How do you fix a bad crankshaft?
Unless you have extensive experience in repairing and rebuilding engines, this is definitely a job for your mechanic. The first step for the mechanic, once your car arrives in the repair shop, is to disassemble your engine and see exactly what the problem is. Depending on the severity of the damage, repairs may be possible and cost-effective, or may not be worth the expense. Here are a few possible scenarios:
The crankshaft has been damaged, but nothing else inside the engine is affected: The crankshaft may be repairable, or it may need a replacement. Remanufactured crankshafts are available, which are a cost-saving solution, compared to buying a new crankshaft.

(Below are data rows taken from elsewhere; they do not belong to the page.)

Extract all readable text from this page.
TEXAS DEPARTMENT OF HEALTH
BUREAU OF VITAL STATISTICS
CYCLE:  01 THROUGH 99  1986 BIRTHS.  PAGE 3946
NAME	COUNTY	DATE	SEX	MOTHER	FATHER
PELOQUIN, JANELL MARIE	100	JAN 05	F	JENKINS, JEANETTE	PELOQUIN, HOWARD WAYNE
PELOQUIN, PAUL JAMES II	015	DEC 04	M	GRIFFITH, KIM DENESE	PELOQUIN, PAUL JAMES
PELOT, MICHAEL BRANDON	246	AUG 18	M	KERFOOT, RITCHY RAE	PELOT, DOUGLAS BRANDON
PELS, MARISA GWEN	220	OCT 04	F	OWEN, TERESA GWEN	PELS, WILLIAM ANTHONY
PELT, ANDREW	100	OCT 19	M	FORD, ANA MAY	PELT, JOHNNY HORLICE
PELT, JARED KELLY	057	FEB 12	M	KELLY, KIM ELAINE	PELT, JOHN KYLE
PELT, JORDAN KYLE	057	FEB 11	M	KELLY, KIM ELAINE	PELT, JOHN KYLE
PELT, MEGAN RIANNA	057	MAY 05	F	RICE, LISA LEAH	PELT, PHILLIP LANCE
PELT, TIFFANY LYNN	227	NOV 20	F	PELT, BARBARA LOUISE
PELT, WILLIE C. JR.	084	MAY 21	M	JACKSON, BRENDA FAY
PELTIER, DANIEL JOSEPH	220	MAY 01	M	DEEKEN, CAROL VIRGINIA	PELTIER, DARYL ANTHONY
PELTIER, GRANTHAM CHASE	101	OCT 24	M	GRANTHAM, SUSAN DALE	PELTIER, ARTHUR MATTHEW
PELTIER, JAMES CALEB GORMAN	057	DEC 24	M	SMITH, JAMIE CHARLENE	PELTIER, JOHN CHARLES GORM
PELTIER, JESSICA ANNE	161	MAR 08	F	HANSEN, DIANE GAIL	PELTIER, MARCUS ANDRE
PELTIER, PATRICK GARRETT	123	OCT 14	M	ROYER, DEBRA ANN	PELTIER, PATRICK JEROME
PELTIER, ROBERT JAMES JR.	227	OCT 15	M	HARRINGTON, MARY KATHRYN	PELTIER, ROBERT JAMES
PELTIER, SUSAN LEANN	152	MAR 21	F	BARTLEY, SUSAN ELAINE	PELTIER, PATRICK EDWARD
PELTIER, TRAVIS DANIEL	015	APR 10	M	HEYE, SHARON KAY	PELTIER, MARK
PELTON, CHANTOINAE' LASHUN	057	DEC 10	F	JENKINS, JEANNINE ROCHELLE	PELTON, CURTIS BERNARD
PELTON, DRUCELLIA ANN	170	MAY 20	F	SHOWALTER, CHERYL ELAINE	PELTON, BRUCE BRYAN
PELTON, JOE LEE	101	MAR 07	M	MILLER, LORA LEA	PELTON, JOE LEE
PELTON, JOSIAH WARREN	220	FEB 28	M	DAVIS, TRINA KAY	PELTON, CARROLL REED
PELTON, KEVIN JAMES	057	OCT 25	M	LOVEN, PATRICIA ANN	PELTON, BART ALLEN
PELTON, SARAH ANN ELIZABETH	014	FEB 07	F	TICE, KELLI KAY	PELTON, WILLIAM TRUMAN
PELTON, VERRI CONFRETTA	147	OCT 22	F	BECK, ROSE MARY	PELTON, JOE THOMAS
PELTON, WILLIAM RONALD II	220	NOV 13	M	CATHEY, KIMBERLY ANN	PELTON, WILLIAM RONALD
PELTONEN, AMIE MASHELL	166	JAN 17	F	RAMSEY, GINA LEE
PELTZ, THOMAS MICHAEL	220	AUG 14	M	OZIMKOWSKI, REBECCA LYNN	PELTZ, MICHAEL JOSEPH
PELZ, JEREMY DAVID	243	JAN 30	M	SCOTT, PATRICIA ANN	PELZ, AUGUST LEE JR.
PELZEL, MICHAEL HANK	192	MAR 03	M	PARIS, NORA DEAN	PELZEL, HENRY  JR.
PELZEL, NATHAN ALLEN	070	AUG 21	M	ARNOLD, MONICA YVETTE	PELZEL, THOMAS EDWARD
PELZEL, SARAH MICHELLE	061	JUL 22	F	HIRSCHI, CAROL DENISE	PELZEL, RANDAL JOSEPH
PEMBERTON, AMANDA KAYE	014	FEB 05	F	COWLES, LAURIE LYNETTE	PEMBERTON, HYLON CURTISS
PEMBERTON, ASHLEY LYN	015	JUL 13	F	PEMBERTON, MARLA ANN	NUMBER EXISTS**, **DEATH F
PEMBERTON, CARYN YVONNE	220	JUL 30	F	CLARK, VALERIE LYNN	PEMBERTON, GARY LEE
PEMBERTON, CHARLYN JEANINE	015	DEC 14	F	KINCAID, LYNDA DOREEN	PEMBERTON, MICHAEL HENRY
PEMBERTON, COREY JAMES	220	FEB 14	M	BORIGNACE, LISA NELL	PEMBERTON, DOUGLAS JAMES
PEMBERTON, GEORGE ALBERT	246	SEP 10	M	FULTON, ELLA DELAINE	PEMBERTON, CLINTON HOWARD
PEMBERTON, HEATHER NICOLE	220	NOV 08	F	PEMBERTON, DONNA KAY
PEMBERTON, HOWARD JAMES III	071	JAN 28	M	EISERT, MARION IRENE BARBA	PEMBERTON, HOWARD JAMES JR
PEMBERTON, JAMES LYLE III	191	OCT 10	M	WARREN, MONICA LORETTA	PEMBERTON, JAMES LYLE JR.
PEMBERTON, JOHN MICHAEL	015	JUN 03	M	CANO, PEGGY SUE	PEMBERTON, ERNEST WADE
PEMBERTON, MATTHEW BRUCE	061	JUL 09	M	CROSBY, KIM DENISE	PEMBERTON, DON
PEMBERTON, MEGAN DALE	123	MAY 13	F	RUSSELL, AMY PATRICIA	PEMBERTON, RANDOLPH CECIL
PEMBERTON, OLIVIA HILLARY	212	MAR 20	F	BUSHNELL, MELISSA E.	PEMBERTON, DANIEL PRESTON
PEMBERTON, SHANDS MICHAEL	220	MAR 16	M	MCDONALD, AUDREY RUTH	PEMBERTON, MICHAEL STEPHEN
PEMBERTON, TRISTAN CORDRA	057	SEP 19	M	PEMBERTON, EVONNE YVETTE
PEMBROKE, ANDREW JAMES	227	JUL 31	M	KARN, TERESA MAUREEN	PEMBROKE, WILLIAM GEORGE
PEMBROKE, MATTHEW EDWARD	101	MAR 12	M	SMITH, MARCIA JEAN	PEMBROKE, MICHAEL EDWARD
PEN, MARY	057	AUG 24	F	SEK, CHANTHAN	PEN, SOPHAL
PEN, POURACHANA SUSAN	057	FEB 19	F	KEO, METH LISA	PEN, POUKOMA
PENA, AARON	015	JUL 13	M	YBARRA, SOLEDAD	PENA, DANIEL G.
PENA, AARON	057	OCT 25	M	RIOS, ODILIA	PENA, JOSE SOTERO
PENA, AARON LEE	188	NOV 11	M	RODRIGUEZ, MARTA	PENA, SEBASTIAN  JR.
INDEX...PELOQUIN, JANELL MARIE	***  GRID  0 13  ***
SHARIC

If your car is very old with high mileage but otherwise runs fine, you might be able to find a cheap used crankshaft in a junkyard, to save money and keep your car running a bit longer. The crankshaft bearings should also be thoroughly checked, to confirm that they are still in good condition. Bad bearings will quickly destroy your new crankshaft.
The crankshaft and its bearings have been damaged: This type of damage is more extensive, because the bearings must also be repaired. The forces that caused the crankshaft damage have also damaged the bearings, causing excess wear, or making their formerly round surfaces into an irregular shape. A new or remanufactured crankshaft and bearings may solve the problem, but if the damage is too extensive, you might consider getting a remanufactured replacement engine (if the car is fairly new). If your car is old and worn out, it may be time to say goodbye and send it to the junkyard.
The crankshaft, the bearings, and the top end of the engine have been damaged: This is the most catastrophic type of crankshaft-related damage. In addition to damage to the crankshaft and its bearings, the connecting rods and the pistons attached to the crankshaft have also been damaged. And if the pistons hit the tops of the cylinders, they can cause serious damage to the intake and exhaust valves. Now you have a huge and expensive mess that involves repairs to your entire engine. A replacement engine may be your best option if the car has some value left in it. Otherwise, unless you are covered by some type of mechanical warranty, it may be best to cut your losses and junk it — or as we say today, “recycle” it.